Sir, you’re not a very good negotiator
I spent the night in Selçuk, 3 km from Ephesus so I could easily walk there the next day. On my way, I popped by the Temple of Artemis. A lonely pillar stood there with geese mulling around. There were 4-6 Turkish men all asking me to purchase postcards. One guy first asked for 1 Lira, and on my way out, asked for 2 Liras. I laughed at the flaw in his plan. He then insisted on 1 Lira. I wasn’t interested in 12 postcards for 1 Lira so I said no. During the exchange, I made a joke about offering him .5 Lira and he said yes. Huh, desperate? So I gave him a 1 Lira coin; of course, he didn’t have change. Insisting I take 24 postcards instead, I declined and walked away. Fifteen steps later, he chased me down the path with change. <–And I wasn’t even trying to haggle!
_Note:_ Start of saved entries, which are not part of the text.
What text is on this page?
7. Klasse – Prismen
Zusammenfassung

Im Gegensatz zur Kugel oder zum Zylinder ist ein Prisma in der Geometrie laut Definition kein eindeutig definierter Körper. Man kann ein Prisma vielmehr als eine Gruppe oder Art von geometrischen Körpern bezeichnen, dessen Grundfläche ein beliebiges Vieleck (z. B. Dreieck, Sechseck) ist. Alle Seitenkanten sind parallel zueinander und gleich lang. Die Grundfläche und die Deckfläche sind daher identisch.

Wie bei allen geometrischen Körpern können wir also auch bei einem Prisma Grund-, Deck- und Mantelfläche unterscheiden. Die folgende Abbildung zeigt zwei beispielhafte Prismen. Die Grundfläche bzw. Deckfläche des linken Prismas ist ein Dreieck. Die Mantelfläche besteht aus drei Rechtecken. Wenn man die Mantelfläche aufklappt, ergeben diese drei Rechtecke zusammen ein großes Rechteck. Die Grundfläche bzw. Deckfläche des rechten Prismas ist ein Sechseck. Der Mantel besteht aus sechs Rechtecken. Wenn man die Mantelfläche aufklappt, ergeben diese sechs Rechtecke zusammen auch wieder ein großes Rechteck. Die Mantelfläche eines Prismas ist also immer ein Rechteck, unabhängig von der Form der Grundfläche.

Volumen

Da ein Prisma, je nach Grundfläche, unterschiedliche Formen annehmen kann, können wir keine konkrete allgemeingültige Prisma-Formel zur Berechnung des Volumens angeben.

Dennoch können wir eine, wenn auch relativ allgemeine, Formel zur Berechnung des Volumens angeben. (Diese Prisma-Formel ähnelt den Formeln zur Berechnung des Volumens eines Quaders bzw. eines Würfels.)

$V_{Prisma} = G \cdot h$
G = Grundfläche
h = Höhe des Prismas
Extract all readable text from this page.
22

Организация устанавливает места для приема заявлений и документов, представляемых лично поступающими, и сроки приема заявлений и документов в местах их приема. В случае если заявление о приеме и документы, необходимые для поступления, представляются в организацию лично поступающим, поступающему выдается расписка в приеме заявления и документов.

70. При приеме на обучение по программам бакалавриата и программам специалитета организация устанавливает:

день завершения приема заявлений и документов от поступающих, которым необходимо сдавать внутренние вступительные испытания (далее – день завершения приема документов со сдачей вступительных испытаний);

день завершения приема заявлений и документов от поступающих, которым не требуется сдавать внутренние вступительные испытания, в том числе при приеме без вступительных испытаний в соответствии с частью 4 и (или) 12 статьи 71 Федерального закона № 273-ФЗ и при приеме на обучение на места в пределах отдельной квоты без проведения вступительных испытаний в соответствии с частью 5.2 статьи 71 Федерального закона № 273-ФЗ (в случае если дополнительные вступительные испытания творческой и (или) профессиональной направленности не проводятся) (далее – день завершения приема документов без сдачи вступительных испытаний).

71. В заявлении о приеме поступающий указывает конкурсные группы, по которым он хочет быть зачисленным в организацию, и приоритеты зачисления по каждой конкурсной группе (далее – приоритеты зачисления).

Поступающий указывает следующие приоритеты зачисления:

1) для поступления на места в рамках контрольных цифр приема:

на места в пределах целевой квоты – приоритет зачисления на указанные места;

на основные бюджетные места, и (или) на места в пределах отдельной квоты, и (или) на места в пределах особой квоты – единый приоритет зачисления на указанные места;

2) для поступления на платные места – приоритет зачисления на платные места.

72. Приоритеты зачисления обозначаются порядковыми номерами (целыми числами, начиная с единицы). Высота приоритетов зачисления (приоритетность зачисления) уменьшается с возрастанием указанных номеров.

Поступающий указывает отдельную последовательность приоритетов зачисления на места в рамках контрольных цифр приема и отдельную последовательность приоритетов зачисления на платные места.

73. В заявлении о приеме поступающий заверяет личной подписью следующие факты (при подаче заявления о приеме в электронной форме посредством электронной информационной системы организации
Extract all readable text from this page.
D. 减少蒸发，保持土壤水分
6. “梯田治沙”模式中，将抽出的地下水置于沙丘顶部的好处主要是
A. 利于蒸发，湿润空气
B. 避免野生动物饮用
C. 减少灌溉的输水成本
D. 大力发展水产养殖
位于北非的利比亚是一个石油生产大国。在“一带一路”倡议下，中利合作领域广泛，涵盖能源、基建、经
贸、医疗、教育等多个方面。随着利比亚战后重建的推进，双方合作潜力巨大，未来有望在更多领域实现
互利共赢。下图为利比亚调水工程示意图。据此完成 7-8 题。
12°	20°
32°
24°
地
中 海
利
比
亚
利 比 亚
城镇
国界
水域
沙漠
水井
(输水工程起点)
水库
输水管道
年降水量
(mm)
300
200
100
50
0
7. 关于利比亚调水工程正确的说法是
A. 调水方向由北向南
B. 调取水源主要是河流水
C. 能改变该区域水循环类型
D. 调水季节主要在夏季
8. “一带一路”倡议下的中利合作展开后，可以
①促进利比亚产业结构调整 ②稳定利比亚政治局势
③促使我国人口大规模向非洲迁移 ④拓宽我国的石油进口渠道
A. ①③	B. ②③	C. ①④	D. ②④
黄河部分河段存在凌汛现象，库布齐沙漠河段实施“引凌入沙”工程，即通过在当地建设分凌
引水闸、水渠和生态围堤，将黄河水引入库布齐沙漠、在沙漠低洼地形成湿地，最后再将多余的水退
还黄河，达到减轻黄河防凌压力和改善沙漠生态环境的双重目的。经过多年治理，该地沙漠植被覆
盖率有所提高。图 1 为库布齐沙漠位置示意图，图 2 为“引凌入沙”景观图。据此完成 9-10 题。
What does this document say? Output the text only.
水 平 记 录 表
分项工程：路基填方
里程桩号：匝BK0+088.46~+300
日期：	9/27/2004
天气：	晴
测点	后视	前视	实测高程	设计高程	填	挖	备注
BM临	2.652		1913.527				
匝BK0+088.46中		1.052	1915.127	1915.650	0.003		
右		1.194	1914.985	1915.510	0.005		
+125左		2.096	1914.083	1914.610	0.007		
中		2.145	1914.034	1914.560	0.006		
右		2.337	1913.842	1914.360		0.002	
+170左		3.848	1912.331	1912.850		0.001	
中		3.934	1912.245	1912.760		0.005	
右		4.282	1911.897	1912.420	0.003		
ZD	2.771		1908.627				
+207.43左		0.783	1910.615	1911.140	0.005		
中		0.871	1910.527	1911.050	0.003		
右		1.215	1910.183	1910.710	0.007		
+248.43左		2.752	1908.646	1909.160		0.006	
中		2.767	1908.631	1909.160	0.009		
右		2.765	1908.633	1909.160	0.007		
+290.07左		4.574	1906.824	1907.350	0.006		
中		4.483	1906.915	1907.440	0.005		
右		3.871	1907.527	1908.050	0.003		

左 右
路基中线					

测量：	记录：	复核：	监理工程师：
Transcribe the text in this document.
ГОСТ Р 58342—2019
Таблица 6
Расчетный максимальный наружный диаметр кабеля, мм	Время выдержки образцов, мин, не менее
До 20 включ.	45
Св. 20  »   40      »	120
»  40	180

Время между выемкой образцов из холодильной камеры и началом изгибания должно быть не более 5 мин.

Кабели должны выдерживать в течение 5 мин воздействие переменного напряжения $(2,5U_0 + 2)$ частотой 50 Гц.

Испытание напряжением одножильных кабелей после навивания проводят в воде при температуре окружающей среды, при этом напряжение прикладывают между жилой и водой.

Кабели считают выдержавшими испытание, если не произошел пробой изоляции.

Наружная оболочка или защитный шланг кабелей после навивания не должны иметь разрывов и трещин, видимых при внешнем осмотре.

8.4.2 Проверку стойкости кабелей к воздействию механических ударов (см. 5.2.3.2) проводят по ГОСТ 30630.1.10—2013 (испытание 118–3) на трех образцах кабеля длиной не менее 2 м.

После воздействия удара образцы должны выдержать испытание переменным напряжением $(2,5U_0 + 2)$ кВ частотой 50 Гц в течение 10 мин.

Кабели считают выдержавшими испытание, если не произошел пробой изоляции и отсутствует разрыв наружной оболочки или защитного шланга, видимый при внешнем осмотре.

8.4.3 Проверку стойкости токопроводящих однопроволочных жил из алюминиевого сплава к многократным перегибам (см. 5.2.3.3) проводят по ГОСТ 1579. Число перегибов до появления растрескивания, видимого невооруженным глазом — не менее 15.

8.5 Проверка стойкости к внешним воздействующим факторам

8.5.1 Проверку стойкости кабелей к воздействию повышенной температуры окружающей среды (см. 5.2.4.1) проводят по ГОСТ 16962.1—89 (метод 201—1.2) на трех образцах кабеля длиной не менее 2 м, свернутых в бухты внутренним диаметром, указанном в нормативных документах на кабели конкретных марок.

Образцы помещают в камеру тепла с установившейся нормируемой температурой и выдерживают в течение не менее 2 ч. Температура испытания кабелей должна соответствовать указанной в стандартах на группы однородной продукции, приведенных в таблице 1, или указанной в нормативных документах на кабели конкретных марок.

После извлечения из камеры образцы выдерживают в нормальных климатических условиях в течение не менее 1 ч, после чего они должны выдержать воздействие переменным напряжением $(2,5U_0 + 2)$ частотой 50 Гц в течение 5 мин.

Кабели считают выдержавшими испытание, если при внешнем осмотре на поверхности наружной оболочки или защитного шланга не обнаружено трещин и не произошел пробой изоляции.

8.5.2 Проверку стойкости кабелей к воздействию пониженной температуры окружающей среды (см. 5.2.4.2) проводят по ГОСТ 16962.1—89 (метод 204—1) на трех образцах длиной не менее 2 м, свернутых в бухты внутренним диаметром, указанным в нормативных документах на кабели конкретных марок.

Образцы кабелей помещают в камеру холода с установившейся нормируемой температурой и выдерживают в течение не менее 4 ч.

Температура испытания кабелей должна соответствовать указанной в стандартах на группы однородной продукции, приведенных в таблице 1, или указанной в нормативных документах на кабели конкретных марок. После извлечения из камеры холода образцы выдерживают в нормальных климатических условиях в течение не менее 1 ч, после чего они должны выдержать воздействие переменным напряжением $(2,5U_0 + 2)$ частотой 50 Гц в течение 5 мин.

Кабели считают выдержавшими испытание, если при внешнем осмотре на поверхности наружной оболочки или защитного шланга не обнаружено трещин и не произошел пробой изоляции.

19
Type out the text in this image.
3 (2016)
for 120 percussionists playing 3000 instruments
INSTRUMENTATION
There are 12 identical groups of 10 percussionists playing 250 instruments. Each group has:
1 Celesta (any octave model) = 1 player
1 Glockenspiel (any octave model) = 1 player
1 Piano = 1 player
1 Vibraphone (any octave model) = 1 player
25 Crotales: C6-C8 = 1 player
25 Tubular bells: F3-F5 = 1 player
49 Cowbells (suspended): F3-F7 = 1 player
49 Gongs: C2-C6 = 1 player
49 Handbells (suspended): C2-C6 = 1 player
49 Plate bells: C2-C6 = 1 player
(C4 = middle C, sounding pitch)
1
Learning to (maybe) let my guard down a wee bit
I eventually made it to Ephesus. Just before reaching the ticket stand, I was stopped by a random man claiming to know me. ‘Fat chance, dude. I’ve heard this before as a ploy to get a tourist to stop and talk to a shop owner.’ However, I was pleasantly proven wrong! He named the hostel I was staying at, what time I arrived, and the name of the receptionist that I chatted with; he’s the friend of the receptionist. He was friendly and invited me for tea when I was done visiting the ruins.
Ephesus, an ancient Greek city which developed into a major Roman city
The theater in Ephesus seats 25,0o0 people and is the largest in the Antolia. You’ll feel small when looking up at the seats 18 meters above. The entire area is quite small when compared to how far spread out the ruins are in Pamukkale. Around the theater corner are the remnants of the market street leading up to the famous Library of Celcus. I overheard some tour groups mention something about an underground tunnel that lead to a nearby brothel, ha!
Lesson learned: The best time to get a photo of a typically busy, outdoor monument is when it rains; tourists tend to scatter.